黒田は、同じ薩摩出身の政商である五代友厚(ごだいともあつ)に、安くて有利な条件で官有物を払い下げしようとしましたが、明治14(1881)年7月にその内容が新聞にすっぱ抜かれると、政府に対する非難の声が民間から一斉に挙がりました。これを「開拓使官有物払下げ事件」といいます。
事件に乗じて、民権派は藩閥政府への攻撃と国会開設の早期実現を声高(こわだか)に主張しましたが、政府は民権派によるこうした水際(みずぎわ)立った動きの裏には「何かがある」と察知しました。

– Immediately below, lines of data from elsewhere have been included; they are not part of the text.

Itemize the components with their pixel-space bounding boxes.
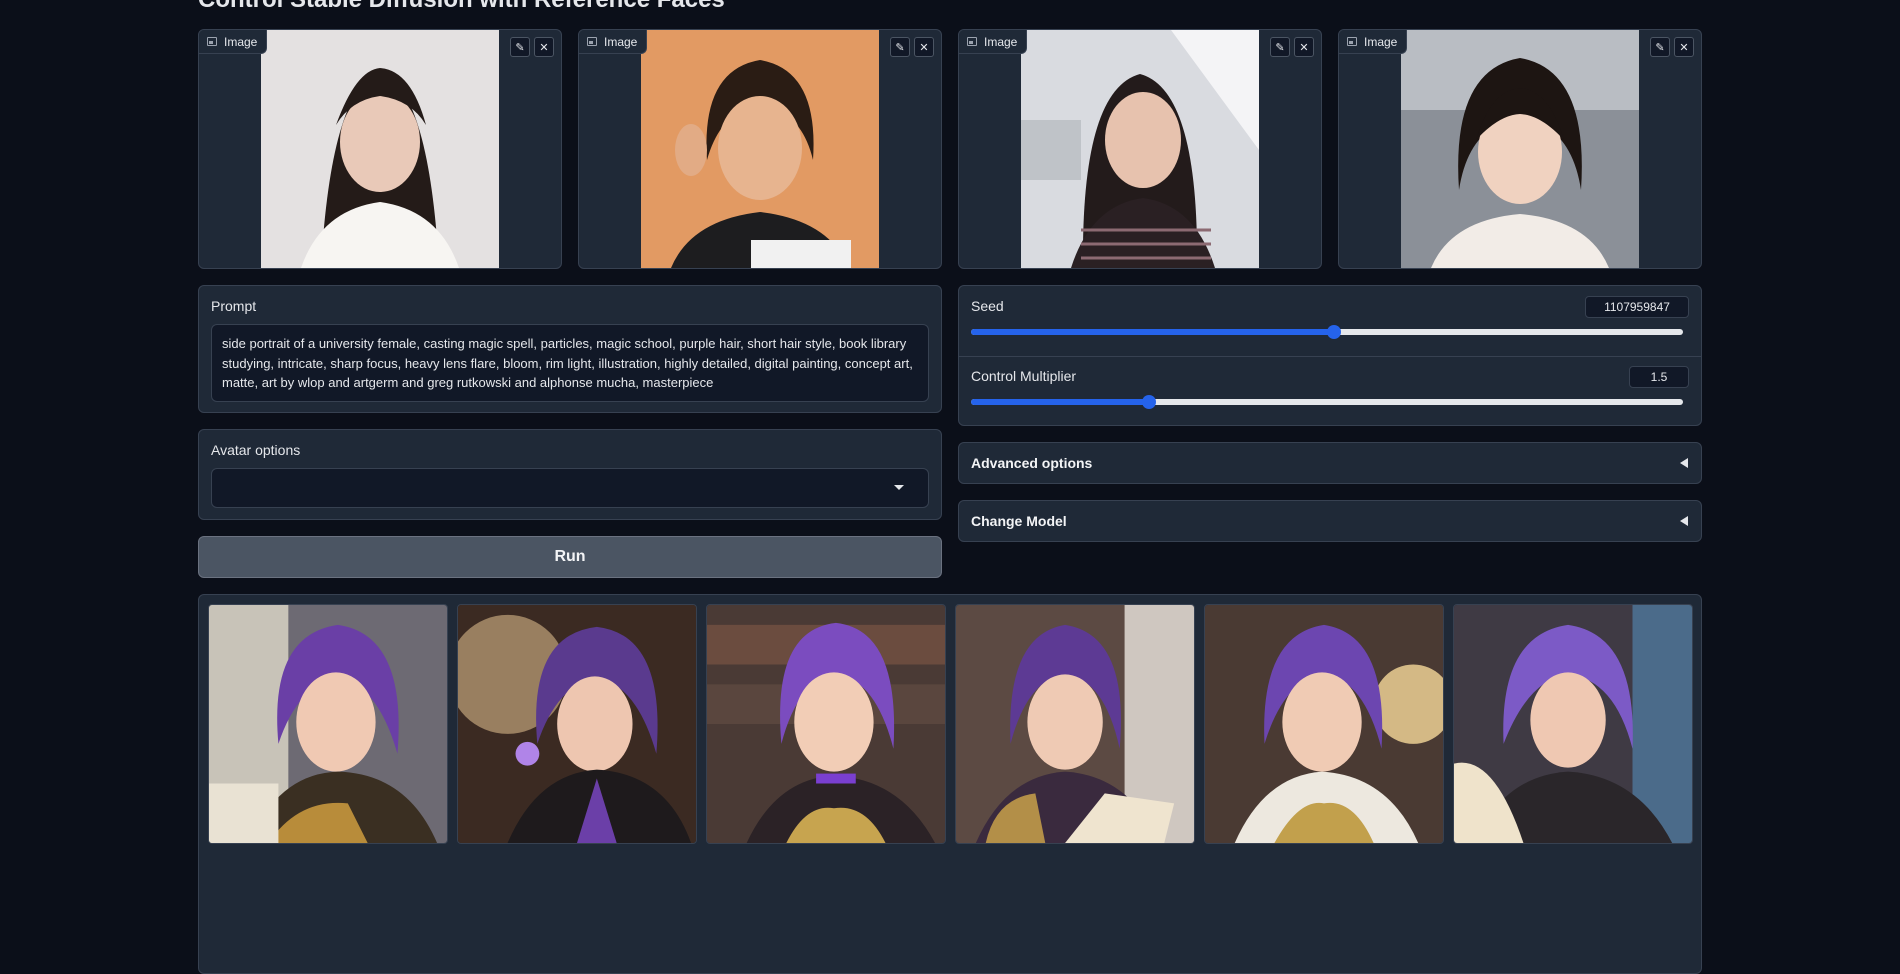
- change-model-label: Change Model: [971, 513, 1067, 529]
- edit-button[interactable]: ✎: [510, 37, 530, 57]
- seed-label: Seed: [971, 298, 1004, 314]
- reference-image-2[interactable]: Image ✎ ✕: [578, 29, 942, 269]
- image-icon: [587, 37, 597, 46]
- edit-button[interactable]: ✎: [890, 37, 910, 57]
- avatar-options-label: Avatar options: [211, 442, 301, 458]
- edit-button[interactable]: ✎: [1270, 37, 1290, 57]
- reference-image-3[interactable]: Image ✎ ✕: [958, 29, 1322, 269]
- clear-image-button[interactable]: ✕: [534, 37, 554, 57]
- gallery-image-3[interactable]: [706, 604, 946, 844]
- divider: [959, 356, 1701, 357]
- image-label: Image: [1339, 30, 1408, 54]
- output-gallery: [198, 594, 1702, 974]
- image-icon: [1347, 37, 1357, 46]
- reference-image-1[interactable]: Image ✎ ✕: [198, 29, 562, 269]
- seed-slider[interactable]: [971, 325, 1683, 339]
- edit-button[interactable]: ✎: [1650, 37, 1670, 57]
- gallery-image-5[interactable]: [1204, 604, 1444, 844]
- prompt-panel: Prompt side portrait of a university fem…: [198, 285, 942, 413]
- run-button[interactable]: Run: [198, 536, 942, 578]
- seed-slider-fill: [971, 329, 1335, 335]
- reference-photo: [1021, 30, 1259, 268]
- pencil-icon: ✎: [1275, 41, 1285, 54]
- change-model-accordion[interactable]: Change Model: [958, 500, 1702, 542]
- image-label: Image: [199, 30, 268, 54]
- reference-image-4[interactable]: Image ✎ ✕: [1338, 29, 1702, 269]
- seed-slider-thumb[interactable]: [1327, 325, 1342, 339]
- image-label: Image: [579, 30, 648, 54]
- clear-image-button[interactable]: ✕: [1294, 37, 1314, 57]
- generation-settings-panel: Seed 1107959847 Control Multiplier 1.5: [958, 285, 1702, 426]
- advanced-options-label: Advanced options: [971, 455, 1093, 471]
- control-multiplier-slider-fill: [971, 399, 1149, 405]
- caret-left-icon: [1680, 458, 1688, 468]
- reference-photo: [1401, 30, 1639, 268]
- avatar-options-dropdown[interactable]: [211, 468, 929, 508]
- image-icon: [967, 37, 977, 46]
- control-multiplier-slider-thumb[interactable]: [1142, 395, 1156, 409]
- image-icon: [207, 37, 217, 46]
- pencil-icon: ✎: [1655, 41, 1665, 54]
- close-icon: ✕: [1679, 41, 1689, 54]
- pencil-icon: ✎: [895, 41, 905, 54]
- gallery-image-6[interactable]: [1453, 604, 1693, 844]
- caret-left-icon: [1680, 516, 1688, 526]
- prompt-textarea[interactable]: side portrait of a university female, ca…: [211, 324, 929, 402]
- control-multiplier-slider[interactable]: [971, 395, 1683, 409]
- gallery-image-2[interactable]: [457, 604, 697, 844]
- prompt-label: Prompt: [211, 298, 257, 314]
- clear-image-button[interactable]: ✕: [1674, 37, 1694, 57]
- reference-photo: [261, 30, 499, 268]
- image-label: Image: [959, 30, 1028, 54]
- control-multiplier-number-input[interactable]: 1.5: [1629, 366, 1689, 388]
- avatar-options-panel: Avatar options: [198, 429, 942, 520]
- page-title: Control Stable Diffusion with Reference …: [198, 0, 725, 14]
- advanced-options-accordion[interactable]: Advanced options: [958, 442, 1702, 484]
- close-icon: ✕: [919, 41, 929, 54]
- gallery-image-1[interactable]: [208, 604, 448, 844]
- close-icon: ✕: [1299, 41, 1309, 54]
- seed-number-input[interactable]: 1107959847: [1585, 296, 1689, 318]
- close-icon: ✕: [539, 41, 549, 54]
- gallery-image-4[interactable]: [955, 604, 1195, 844]
- clear-image-button[interactable]: ✕: [914, 37, 934, 57]
- pencil-icon: ✎: [515, 41, 525, 54]
- reference-photo: [641, 30, 879, 268]
- control-multiplier-label: Control Multiplier: [971, 368, 1077, 384]
- chevron-down-icon: [894, 485, 904, 490]
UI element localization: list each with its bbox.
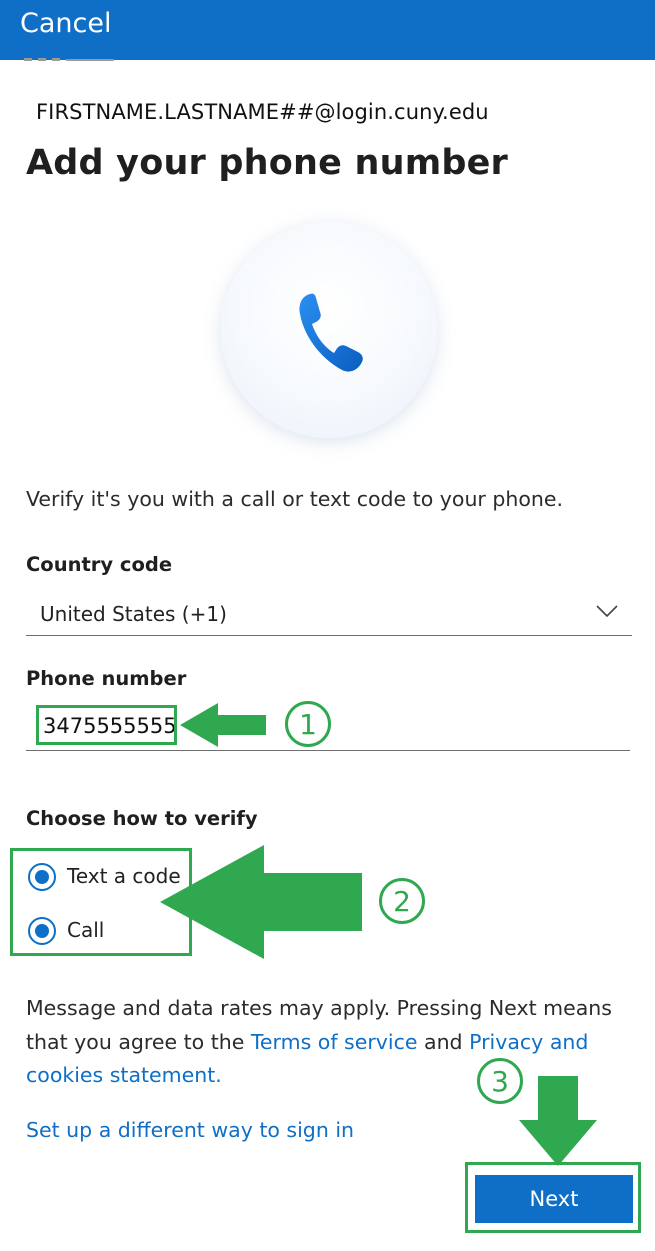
logo-fragment	[24, 58, 144, 64]
cancel-button[interactable]: Cancel	[20, 6, 111, 42]
annotation-step-1: 1	[285, 701, 331, 747]
page-description: Verify it's you with a call or text code…	[26, 487, 564, 511]
page-title: Add your phone number	[26, 143, 509, 183]
country-code-value: United States (+1)	[40, 602, 227, 626]
verify-method-label: Choose how to verify	[26, 807, 258, 830]
annotation-step-2: 2	[379, 878, 425, 924]
country-code-select[interactable]: United States (+1)	[26, 598, 632, 636]
annotation-arrow-down-icon	[519, 1076, 597, 1166]
annotation-arrow-left-large-icon	[160, 845, 362, 959]
phone-number-label: Phone number	[26, 667, 187, 690]
annotation-step-3: 3	[477, 1058, 523, 1104]
chevron-down-icon	[596, 605, 618, 618]
legal-and-text: and	[417, 1029, 470, 1054]
country-code-label: Country code	[26, 553, 173, 576]
annotation-phone-highlight	[36, 705, 177, 745]
terms-of-service-link[interactable]: Terms of service	[251, 1030, 418, 1054]
annotation-next-highlight	[465, 1162, 641, 1233]
phone-icon	[299, 293, 363, 372]
different-signin-link[interactable]: Set up a different way to sign in	[26, 1118, 354, 1142]
account-email: FIRSTNAME.LASTNAME##@login.cuny.edu	[36, 100, 489, 124]
annotation-arrow-left-icon	[180, 703, 266, 747]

やがて、民権派の背後に、急進的な議会政治の実現を目指していた大隈重信の策謀(さくぼう)があると判断した政府は、同年10月に大隈を罷免(ひめん)するとともに、民権派の動きを抑える意味も込めて「国会開設の勅諭(ちょくゆ)」を発表し、約10年後の明治23(1890)年に国会を開設することを公約しました。
勅諭とは「天皇のお言葉」を意味しますから、後に引けない覚悟を示すとともに、天皇の権威で民権派を納得させようとする政府の姿勢がうかがえますね。なお、この年の政治に対する一連の動きは「明治十四年の政変」と呼ばれています。